Fundamentally Cost Accounting deals with the collection and allocation of expenditures to the products that those expenses support, whether it is raw materials, services, labor or overhead. This allocation is a continual activity as prices and costs fluctuate. Even with new product ideas need to go through a cost accounting evaluation to help set pricing levels to cover the costs to produce and deliver the product to the customer.
Businesses care if individual deals and specific products are profitable. The more that a company can relate tangible costs to their goods and services, the more intelligently they can make decisions on the viability and projection of the benefit of further commitment and investment into that product line or model as a whole or each sale in itself.

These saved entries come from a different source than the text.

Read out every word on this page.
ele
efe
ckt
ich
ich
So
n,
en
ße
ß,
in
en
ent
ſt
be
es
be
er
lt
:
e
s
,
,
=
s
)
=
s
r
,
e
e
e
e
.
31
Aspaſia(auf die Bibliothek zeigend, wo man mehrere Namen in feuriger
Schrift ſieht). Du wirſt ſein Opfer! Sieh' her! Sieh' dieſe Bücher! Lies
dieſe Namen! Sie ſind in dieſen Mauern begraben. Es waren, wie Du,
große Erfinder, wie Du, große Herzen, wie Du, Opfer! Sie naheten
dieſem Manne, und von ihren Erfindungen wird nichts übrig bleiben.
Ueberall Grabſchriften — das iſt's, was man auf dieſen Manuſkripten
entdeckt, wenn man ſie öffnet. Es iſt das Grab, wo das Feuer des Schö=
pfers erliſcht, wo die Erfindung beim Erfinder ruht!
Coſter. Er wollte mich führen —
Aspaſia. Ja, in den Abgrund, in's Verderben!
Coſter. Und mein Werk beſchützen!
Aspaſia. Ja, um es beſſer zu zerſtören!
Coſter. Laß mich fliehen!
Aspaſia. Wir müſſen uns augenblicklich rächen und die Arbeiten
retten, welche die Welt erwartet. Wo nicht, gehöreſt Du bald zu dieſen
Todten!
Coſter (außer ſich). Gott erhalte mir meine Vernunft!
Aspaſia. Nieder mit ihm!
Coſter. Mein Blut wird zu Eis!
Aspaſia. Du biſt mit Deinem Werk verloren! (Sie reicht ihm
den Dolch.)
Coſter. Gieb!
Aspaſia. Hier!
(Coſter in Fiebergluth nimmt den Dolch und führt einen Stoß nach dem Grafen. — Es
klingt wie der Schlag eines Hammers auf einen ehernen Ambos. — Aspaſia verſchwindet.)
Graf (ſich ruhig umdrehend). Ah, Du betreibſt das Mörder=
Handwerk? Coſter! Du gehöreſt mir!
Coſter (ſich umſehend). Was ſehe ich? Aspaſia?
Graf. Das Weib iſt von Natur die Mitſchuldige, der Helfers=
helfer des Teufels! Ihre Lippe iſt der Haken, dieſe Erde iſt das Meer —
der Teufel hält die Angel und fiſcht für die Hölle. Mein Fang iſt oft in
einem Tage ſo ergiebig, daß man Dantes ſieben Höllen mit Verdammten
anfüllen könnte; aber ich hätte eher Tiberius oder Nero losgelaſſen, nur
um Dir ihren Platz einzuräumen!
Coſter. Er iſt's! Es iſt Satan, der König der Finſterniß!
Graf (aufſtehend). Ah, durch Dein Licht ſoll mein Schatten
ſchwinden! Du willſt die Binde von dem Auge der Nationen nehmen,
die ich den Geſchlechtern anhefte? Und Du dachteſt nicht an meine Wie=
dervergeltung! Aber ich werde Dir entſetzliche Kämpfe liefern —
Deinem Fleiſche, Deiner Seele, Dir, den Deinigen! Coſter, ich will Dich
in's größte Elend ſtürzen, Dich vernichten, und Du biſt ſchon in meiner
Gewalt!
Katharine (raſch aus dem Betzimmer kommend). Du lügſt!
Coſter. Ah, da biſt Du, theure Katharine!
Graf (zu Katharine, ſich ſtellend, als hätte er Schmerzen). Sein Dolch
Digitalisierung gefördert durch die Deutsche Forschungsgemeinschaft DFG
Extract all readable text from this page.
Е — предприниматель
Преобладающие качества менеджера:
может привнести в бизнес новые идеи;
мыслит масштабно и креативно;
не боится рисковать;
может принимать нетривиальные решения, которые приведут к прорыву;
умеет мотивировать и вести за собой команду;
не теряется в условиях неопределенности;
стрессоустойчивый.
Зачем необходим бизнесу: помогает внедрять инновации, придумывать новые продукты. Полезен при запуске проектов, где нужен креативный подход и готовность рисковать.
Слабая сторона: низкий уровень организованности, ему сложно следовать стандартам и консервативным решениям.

The cost structure of products managed by the cost account is typically made up of three major components: Material, Labor, and Overhead. The material component is the raw material or purchased components which go into making or assembling the product. Labor is the cost of personnel used to assemble these material components into a finished and sellable product. The labor is usually applied through a computer system used to capture or record the labor time a resource applies to a "work order" to make or assemble one or more products. This labor time is multiplied by the resource rate (or cost) to apply the labor portion of the cost. The overhead is an attempt to capture the indirect costs, such as sales and administration, which is difficult to assign to individual products. This is usually applied as a fixed amount or as a percentage of the labor applied.
The challenge of applying overhead costs appropriately and in a more detailed basis, as opposed to an aggregate burden figure has driven many companies into a activity-based cost accounting effort which instead of applying a flat rate or percentage of labor, indirect cost are applied as incurred or over a period of cost adjustments using cost drivers and sometimes applying these cost to other bases besides products; like customers, markets or projects.
Where accounting in general "provides quantitative information about the finances of a business entity", Cost Accounting focuses on the collection and management of the cost structure of individual products and the business operating costs within a business entity.